Toplum tarafından Kore tarzında giyinip, saç boyayıp ve makyaj yapanlara karşı samimi ve destekleyici fikirler var. Fakat bu durum erkeklere bağlı değil. Onlar tam tersi K-pop’u benimsemeyenler tarafından dışlanmaya, mağduriyete uğradıkları fark edilmektedir. Üçüncü olarak, düşünce tarzının değişimidir. Önce saçını farklı bir renge boyamaya cesaret bulamayan genç, K-pop dinlemeye başlar. K-pop kimliğin benimsedikten sonra kendini artık özgür birey olarak hissettiğini “benliğini” bulduğunu ve saçlarını farklı renge boyadığını ifade etmektedir. Bu değişim sürecinde yıldızların hareketlerine bakılarak taklit etme arzusu, şarkılarda verilen mesajların benimsemesi etkili olduğunu görebilmekteyiz.

81

“Dinlemen gereken budur. Bakış açını 360 derece ve daha çok değiştiren şey budur. Önce ben saç boyama korkunç bir şey olduğunu düşünürdüm, ama şimdi kendi saçlarımı boyamaya başladım (gülümseme var). Onların sayesinde ben daha fazla bireysel olmaya ve özgürleşmeye başladım”. (3. katılımcı)

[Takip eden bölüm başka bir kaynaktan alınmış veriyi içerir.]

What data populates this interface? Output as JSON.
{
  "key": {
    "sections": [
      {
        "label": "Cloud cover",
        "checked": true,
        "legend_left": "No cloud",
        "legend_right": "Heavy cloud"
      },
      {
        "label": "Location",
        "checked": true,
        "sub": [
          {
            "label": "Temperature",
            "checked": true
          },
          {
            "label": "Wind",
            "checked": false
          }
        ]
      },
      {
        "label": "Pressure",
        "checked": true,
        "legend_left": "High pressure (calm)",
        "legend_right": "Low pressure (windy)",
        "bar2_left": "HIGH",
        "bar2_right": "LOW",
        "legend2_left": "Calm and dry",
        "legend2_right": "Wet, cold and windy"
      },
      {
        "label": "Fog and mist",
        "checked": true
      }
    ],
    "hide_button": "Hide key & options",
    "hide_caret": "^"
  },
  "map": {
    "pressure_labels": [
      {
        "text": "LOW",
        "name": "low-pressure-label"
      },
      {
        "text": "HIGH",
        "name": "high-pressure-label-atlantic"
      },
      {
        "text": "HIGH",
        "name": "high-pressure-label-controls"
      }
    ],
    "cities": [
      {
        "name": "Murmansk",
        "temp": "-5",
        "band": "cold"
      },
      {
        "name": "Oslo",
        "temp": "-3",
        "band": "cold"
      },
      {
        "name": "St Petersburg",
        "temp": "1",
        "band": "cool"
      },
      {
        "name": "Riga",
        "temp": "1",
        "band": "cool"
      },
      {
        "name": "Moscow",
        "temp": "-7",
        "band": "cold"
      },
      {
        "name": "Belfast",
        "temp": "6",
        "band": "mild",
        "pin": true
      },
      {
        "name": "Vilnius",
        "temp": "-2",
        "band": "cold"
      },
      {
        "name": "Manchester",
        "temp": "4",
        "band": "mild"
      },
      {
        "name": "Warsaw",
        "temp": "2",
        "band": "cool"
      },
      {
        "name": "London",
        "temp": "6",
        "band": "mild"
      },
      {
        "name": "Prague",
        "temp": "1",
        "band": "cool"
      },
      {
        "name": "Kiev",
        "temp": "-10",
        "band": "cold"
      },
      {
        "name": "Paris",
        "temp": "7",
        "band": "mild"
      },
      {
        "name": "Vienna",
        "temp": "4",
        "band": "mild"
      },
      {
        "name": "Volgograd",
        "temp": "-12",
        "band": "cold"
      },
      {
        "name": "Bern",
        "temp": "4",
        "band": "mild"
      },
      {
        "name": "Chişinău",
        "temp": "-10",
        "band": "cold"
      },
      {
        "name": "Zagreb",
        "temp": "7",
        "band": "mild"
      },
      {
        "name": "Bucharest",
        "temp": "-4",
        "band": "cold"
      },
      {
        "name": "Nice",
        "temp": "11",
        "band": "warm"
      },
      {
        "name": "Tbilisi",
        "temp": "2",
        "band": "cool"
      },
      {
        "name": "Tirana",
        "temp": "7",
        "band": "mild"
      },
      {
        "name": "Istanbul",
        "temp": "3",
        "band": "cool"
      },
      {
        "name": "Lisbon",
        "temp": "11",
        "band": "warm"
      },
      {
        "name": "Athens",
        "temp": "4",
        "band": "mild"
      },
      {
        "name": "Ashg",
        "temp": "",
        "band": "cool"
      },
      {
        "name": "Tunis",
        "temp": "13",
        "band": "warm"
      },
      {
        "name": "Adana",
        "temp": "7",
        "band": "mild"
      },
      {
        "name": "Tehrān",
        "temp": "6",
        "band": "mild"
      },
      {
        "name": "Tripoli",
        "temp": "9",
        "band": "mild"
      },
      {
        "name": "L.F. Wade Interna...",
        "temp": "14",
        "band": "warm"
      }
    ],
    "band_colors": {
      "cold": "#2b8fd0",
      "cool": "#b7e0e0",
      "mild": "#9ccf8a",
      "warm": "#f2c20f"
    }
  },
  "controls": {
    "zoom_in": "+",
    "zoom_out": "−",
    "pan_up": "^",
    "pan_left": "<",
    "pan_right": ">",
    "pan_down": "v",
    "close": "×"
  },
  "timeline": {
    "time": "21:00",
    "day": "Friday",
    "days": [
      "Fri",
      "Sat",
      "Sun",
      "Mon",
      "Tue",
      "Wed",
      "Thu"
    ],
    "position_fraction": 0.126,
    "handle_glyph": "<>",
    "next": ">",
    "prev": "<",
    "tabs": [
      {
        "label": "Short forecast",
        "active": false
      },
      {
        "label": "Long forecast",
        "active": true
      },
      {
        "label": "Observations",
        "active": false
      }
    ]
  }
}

Bu değişimlere makro düzeyde baktığımızda “K-pop altkültürüne” dahil olan bireyler kendilerin bu grubun üyesi olarak görürler. Altkültür temelinde “grup yaşamının çeşitli yönlerini yansıtmak ve dışavurmak” amacında oluştururlar. Burada “seçilen nesneler, ya da orijinal ya da uyarlanmış biçimleri içerisinde, altkültürün temel ilgi alanları, etkinlikleri, grup yapısı ve kolektif özalgılaması ile benzeşirler”. Bundan yola çıkarak bahsettiklerimiz “altkültür üyelerinin korunan ve yansıtılan temel değerlerini görebilecekleri nesnelerdir”. Hebdige altkültürün bir örneği olarak “duzlakları” verir. Onların tarzları “çizmeler, kuşaklar, kısa ve dik saçlar” ile ifade edilir. Anlamı “sertlik, erkeklik ve işçi sınıftan olma” (Hebdige, 2004: 108).

K-pop ise kendisi ile orta sınıf değerlerini yansıtır ve ona örnek olur. Yani K-pop bu altkültürle “yoksulluk ve şiddet yok, bedensel veya cinsel yabancılaşma içermeyen dünya” sunar. Şarkıcıların kibarlığı, temiz özellikleri ve zarif davranışları müsülman Endonezyalılar veya Katolik Perulular olsun, bu neredeyse evrensel çekiciliktir (Lie, 2012: 355). Altkültürde “giyim, görünüş, dil, törenler, etkileşim tarzları, müzik gibi sembolik nesnelerin grubun ilişkileri, konumu, deneyimiyle bir bütünlük oluşturması sağlanıyor (Hebdige, 2004: 108). Böylece K-pop tarzında düşünce, giyim,yaşamı benimseyen ve bir araya gelen gençler “K-pop altkültürünü” oluşturarak, kendi mesajlarını bu tarzlarla yansıtmaya çalışıyorlar.